Ozone Holes Shrinks to its Lowest Level Since 1988

Ozone Holes Shrinks to its Lowest Level Since 1988

Ozone hole has reduced to its lowest size since year 1988, as per a new review published by NASA. The ozone layer above Antarctica was badly impacted due to environmental changes and the recent shrinkage has been attributed to warmer-than-usual weather conditions. NASA report informed that during the latest review, ozone hole reduced 1.3 million square miles compared to last year.

In mid-1980s, governments across the world started implementing ban on ozone depleting chemicals. The chemicals already in the system were phased out or replaced with time. Chlorofluorocarbons are considered among main culprits causing ozone depletion. Ozone layer is effective in blocking ultraviolet radiation.
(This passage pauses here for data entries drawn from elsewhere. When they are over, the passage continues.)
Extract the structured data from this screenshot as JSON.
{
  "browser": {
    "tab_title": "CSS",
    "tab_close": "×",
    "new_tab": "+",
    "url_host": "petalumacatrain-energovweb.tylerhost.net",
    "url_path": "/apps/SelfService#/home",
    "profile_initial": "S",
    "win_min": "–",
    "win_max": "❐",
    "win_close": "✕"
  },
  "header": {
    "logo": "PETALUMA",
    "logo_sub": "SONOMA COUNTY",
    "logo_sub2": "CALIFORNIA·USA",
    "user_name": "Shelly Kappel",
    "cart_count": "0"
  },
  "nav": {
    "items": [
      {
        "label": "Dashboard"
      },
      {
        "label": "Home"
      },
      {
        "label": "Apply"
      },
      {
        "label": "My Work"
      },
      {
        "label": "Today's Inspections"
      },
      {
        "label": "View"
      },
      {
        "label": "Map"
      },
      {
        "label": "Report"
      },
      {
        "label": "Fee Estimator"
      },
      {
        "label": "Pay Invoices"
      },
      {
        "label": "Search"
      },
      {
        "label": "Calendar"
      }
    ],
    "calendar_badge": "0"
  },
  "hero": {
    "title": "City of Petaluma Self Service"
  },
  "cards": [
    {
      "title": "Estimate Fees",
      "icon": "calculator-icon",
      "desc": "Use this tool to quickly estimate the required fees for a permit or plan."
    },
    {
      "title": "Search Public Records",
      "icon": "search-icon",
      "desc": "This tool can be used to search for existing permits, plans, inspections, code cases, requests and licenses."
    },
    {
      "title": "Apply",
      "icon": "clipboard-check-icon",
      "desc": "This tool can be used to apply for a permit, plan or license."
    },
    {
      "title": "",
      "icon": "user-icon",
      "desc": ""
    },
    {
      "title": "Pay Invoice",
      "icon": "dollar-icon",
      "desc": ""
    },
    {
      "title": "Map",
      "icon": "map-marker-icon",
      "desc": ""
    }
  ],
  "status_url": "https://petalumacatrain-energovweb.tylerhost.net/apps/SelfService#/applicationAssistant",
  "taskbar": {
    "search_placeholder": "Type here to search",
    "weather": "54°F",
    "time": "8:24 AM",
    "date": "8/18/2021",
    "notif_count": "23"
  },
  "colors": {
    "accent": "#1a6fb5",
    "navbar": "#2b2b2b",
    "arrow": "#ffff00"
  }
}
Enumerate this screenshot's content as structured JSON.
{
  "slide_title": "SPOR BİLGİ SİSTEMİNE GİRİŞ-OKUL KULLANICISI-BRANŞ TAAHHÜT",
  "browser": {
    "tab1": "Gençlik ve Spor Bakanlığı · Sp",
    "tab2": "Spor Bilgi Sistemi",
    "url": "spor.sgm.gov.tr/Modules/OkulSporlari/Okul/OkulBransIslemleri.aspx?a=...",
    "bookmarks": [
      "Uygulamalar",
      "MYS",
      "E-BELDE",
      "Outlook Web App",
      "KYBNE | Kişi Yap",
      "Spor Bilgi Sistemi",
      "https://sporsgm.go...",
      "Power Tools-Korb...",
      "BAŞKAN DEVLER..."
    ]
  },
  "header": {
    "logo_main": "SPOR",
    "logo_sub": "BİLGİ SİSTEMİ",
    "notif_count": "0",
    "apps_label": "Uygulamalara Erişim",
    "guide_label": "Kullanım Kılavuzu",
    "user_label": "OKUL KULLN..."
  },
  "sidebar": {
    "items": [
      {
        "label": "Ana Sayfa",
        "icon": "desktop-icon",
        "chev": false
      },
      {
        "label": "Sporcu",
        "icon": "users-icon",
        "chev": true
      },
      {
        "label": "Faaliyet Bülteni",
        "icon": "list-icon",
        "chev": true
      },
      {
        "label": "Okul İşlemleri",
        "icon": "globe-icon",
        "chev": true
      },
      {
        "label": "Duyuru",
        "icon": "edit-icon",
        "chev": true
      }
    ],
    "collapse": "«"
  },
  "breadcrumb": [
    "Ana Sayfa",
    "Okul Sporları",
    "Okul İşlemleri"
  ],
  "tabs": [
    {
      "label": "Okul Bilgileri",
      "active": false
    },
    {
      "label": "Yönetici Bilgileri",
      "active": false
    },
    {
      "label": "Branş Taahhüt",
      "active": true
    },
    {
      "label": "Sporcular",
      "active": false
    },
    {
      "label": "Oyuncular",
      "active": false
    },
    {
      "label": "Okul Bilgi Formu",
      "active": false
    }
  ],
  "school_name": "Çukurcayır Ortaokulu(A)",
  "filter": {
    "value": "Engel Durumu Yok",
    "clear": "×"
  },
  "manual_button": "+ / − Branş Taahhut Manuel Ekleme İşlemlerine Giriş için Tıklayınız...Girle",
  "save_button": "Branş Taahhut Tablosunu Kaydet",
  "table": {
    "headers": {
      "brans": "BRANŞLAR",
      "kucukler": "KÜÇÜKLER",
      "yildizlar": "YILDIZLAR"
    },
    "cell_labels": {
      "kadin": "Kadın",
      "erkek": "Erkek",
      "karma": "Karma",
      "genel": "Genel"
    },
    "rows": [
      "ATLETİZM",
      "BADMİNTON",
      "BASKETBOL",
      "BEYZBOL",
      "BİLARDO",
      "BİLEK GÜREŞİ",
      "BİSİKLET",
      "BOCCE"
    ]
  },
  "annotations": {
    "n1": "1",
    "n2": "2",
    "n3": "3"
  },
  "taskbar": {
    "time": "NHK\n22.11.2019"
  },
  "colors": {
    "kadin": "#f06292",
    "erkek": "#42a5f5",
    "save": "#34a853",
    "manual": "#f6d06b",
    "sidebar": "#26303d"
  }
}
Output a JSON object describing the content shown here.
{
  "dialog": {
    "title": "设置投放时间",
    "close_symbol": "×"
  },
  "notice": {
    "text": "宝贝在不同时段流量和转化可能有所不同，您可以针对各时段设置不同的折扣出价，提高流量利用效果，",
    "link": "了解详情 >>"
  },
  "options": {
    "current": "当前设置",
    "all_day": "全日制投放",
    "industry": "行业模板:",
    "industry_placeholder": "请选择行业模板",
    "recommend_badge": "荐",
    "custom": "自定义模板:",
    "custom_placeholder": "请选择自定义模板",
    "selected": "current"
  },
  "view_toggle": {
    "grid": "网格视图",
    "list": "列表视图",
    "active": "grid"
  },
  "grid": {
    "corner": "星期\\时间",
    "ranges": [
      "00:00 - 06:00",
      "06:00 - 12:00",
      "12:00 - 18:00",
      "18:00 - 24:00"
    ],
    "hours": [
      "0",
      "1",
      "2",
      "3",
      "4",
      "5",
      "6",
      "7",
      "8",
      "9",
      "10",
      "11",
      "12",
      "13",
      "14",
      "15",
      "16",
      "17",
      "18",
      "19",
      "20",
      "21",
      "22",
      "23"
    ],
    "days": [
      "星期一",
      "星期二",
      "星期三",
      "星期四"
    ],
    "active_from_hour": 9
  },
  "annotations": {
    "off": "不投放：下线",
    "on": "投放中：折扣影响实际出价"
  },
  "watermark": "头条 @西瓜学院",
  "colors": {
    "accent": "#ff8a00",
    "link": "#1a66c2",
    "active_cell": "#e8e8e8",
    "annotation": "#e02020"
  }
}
In year 2000, ozone hole reached its highest point covering 11.5 million square miles. During the current review, ozone hole covers approximately 7.6 million square miles. Ozone levels started stabilizing by mid-1995 and reduction in ozone hole was first noticed in 2001.

Paul A. Newman, chief Earth scientist at NASA’s Goddard Space Flight Center in Maryland informed, “Weather conditions over Antarctica were a bit weaker and led to warmer temperatures, which slowed down ozone loss. It’s like hurricanes. Some years there are fewer hurricanes that come onshore. This is a year in which the weather conditions led to better ozone formation.”

Ozone depletion is mainly caused by man-made halocarbon refrigerants, solvents, propellants, and foam-blowing agents. Ozone depletion and the ozone hole generated worldwide concern over increased cancer risks and other negative effects. The ozone layer prevents most harmful UVB wavelengths of ultraviolet light (UV light) from passing through the Earth's atmosphere.

“It’s extremely rewarding, because it was originally just a scientific effort, and then we were able to convince society that it was a problem - here’s what would happen if we do not deal with it,” said chemist Mario Molina, who had an integral role in the discovery of the ozone hole. Malino received Nobel Prize in 1995 for his contribution to Science.

Detailed results of the study have been published in the journal Nature Communications.